I am struck right away by the potential benefits that even this basic exercise might have to my research process. Moretti’s claims regarding the capacity of distant reading to characterize generational shifts in reading and writing practices seem to be right on target in the light of my (admittedly small) corpus. Reading closely tends to mean shutting out these ancillary details in favor of plunging into some rich vein of textual evidence contextualized and made vibrant by theoretical discourse. Before now, I never gave a second though to the publication information I plugged into Ref Works so that I could get down to the real business of writing papers. Just looking at the metadata spreadsheet has me crafting lines of inquiry involving holding author productivity up to year of publication to make conclusions about the kinds of detective fiction that were more common or well-received in a given year or from a given author.
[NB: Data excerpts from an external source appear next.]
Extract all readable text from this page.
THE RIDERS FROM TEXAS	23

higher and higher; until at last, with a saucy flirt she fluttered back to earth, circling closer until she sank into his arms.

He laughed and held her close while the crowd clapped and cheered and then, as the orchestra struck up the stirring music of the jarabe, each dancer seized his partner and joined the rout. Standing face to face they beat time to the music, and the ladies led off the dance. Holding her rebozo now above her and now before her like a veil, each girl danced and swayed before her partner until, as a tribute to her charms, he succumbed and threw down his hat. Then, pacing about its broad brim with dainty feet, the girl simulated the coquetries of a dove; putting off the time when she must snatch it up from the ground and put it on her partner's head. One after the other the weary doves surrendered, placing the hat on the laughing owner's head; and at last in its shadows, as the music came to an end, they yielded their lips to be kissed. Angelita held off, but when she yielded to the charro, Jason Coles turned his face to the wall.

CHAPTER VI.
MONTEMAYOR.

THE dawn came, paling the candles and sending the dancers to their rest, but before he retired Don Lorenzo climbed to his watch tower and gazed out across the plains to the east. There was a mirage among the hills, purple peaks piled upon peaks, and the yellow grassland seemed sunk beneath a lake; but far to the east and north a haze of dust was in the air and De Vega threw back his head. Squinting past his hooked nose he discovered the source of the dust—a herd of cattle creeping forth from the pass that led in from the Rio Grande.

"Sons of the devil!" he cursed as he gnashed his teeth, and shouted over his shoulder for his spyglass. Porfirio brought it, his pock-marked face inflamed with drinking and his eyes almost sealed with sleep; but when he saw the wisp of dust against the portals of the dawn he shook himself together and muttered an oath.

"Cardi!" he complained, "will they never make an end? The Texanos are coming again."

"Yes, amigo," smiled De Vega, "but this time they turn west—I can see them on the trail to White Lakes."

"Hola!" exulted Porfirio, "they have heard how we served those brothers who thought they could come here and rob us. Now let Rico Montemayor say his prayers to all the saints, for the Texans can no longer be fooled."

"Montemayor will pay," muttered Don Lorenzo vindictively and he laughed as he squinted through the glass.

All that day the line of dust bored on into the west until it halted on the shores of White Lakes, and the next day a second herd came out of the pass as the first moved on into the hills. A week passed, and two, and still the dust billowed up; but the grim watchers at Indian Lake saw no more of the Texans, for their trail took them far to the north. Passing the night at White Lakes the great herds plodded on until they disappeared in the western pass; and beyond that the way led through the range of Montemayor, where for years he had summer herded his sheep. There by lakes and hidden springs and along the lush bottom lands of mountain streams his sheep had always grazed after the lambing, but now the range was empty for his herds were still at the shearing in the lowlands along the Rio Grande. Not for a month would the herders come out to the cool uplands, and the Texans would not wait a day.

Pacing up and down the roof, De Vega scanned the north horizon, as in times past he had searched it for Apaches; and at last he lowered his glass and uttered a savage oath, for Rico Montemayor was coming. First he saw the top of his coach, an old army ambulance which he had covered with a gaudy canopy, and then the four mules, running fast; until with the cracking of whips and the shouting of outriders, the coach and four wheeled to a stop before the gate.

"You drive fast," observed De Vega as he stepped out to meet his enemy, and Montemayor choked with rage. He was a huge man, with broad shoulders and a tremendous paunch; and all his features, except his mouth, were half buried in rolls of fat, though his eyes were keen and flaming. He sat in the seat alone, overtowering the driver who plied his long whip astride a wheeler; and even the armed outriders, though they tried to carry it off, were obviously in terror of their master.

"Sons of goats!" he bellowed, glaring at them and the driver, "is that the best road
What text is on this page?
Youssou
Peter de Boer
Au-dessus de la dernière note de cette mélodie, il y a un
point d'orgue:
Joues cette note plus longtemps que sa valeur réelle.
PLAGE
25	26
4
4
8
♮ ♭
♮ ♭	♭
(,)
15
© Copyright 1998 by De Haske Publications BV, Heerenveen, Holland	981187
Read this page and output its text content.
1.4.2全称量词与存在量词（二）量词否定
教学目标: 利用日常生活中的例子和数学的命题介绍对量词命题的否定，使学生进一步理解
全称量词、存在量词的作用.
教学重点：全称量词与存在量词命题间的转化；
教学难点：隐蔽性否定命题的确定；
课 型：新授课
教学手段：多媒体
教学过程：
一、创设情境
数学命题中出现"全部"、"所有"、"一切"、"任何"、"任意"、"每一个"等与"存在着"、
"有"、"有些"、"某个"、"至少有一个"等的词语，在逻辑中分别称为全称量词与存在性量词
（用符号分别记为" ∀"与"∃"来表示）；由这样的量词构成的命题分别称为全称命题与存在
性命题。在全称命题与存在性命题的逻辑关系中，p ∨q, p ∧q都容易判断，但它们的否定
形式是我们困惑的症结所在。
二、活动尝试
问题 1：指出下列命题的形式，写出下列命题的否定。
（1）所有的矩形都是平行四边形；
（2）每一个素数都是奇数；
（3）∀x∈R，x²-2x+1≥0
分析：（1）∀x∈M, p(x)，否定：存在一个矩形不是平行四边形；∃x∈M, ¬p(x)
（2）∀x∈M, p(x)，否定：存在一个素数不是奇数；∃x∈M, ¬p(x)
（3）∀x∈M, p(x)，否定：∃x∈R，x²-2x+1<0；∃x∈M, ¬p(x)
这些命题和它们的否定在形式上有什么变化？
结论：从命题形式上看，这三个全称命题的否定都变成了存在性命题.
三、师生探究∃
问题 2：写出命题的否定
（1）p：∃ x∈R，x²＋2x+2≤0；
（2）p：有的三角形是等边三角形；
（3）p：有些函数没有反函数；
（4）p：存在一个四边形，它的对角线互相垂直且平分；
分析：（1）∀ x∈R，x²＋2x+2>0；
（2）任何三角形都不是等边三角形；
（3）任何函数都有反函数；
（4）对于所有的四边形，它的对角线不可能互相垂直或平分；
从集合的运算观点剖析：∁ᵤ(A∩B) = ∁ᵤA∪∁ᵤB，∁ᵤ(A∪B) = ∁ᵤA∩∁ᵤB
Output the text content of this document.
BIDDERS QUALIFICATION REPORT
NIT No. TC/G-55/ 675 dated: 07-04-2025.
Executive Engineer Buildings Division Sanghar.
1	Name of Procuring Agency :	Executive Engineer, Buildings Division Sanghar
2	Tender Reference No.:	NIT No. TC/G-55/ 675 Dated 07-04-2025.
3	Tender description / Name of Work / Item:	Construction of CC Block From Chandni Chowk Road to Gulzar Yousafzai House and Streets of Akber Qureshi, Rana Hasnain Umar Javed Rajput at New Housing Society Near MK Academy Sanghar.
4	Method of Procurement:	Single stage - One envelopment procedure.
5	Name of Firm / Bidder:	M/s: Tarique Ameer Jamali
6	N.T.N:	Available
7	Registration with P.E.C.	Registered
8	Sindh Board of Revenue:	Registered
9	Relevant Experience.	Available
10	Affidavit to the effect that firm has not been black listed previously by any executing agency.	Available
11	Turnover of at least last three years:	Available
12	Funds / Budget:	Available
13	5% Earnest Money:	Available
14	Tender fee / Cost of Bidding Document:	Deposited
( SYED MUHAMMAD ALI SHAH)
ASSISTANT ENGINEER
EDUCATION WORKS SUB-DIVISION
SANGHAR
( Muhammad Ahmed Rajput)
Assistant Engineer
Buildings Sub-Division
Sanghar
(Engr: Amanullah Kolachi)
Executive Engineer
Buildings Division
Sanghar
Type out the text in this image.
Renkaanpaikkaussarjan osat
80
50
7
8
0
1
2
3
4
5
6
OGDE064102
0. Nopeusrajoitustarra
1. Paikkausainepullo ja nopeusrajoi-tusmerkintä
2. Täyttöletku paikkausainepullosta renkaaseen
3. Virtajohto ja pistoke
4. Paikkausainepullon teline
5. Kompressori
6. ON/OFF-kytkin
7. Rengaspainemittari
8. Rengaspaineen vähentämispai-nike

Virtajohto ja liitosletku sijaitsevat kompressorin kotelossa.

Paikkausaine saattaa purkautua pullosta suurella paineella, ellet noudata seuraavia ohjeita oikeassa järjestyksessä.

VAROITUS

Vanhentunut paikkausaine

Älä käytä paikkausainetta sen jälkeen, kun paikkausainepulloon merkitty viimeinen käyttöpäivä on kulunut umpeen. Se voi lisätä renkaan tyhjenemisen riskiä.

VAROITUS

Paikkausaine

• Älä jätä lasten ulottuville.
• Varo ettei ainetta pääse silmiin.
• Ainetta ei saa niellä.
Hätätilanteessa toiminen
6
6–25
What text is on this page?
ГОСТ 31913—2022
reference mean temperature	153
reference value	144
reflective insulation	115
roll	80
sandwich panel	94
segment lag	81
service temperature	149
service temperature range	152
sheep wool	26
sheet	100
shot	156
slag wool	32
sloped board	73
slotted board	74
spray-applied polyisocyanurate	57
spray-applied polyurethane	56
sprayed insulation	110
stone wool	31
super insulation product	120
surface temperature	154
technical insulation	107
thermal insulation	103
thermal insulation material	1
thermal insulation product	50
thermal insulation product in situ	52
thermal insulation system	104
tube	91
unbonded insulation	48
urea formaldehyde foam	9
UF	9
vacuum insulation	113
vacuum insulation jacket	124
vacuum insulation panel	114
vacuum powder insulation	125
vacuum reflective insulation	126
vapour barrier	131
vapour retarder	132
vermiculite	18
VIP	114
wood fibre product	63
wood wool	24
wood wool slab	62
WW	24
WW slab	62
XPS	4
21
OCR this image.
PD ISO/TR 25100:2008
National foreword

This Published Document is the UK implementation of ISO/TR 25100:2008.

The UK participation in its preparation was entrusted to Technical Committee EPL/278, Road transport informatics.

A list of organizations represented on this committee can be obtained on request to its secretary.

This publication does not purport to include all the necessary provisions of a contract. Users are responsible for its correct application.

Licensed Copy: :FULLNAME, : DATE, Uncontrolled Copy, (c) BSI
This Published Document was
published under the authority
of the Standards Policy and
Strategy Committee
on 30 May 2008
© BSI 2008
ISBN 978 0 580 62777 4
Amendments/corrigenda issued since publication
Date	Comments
However, it is important to note that the task of assembling the ideal body of texts to make this reading (or even find out if it might be valid) is immense. Though I know little about the tools one might apply to bring such a project to fruition, I do know that one would need to find the texts and assemble the corpus first. My corpus is made up of at least some random selections. In compiling my texts this way, I hoped to cast light on the unknown because I had no idea where I should start. And while I find myself fascinated by the hint of a new perspective on literature, there can be no substitute for the extrapolations that emerge from the act of reading a text and discerning movements within that may translate without. Indeed, I started the corpus with Wilkie Collins’ epistolary The Moonstone because it reveals much to the reader that can analyze the patterns of information that unfold within its pages.

The conceptual difficulties are not the only ones. In making use of databases like Project Gutenberg, one is left to decide whether or not to include the copyright information posted at the bottom of each text file. Granted, the same disclaimer in each text in the corpus could be easily found and ignored in the results of data mining. But what if one were to procure texts from more than one database? Do the differing disclaimers then become distinct parts of each text? It is easy to shrug this off and say the copyright information cannot possibly matter. However, its placement within the text files reacts to the shape of the text and therefore could be informative in some forms of macroanalysis. Much like in traditional close readings, there really is no firm guide as to what is and what is not worth looking at.

It seems almost as though the solutions of distant reading create just as many problems. To elaborate, one could start by looking at all detective novels and short stories produced between the years 1870 and 1930. However, this corpus would still miss the formative texts and trends that came before and would fail to realize the resonances in any that came after. But one cannot simply analyze all texts! And still this seems like an inevitability in the epistemological arms race that Moretti kicks off with his incendiary claims.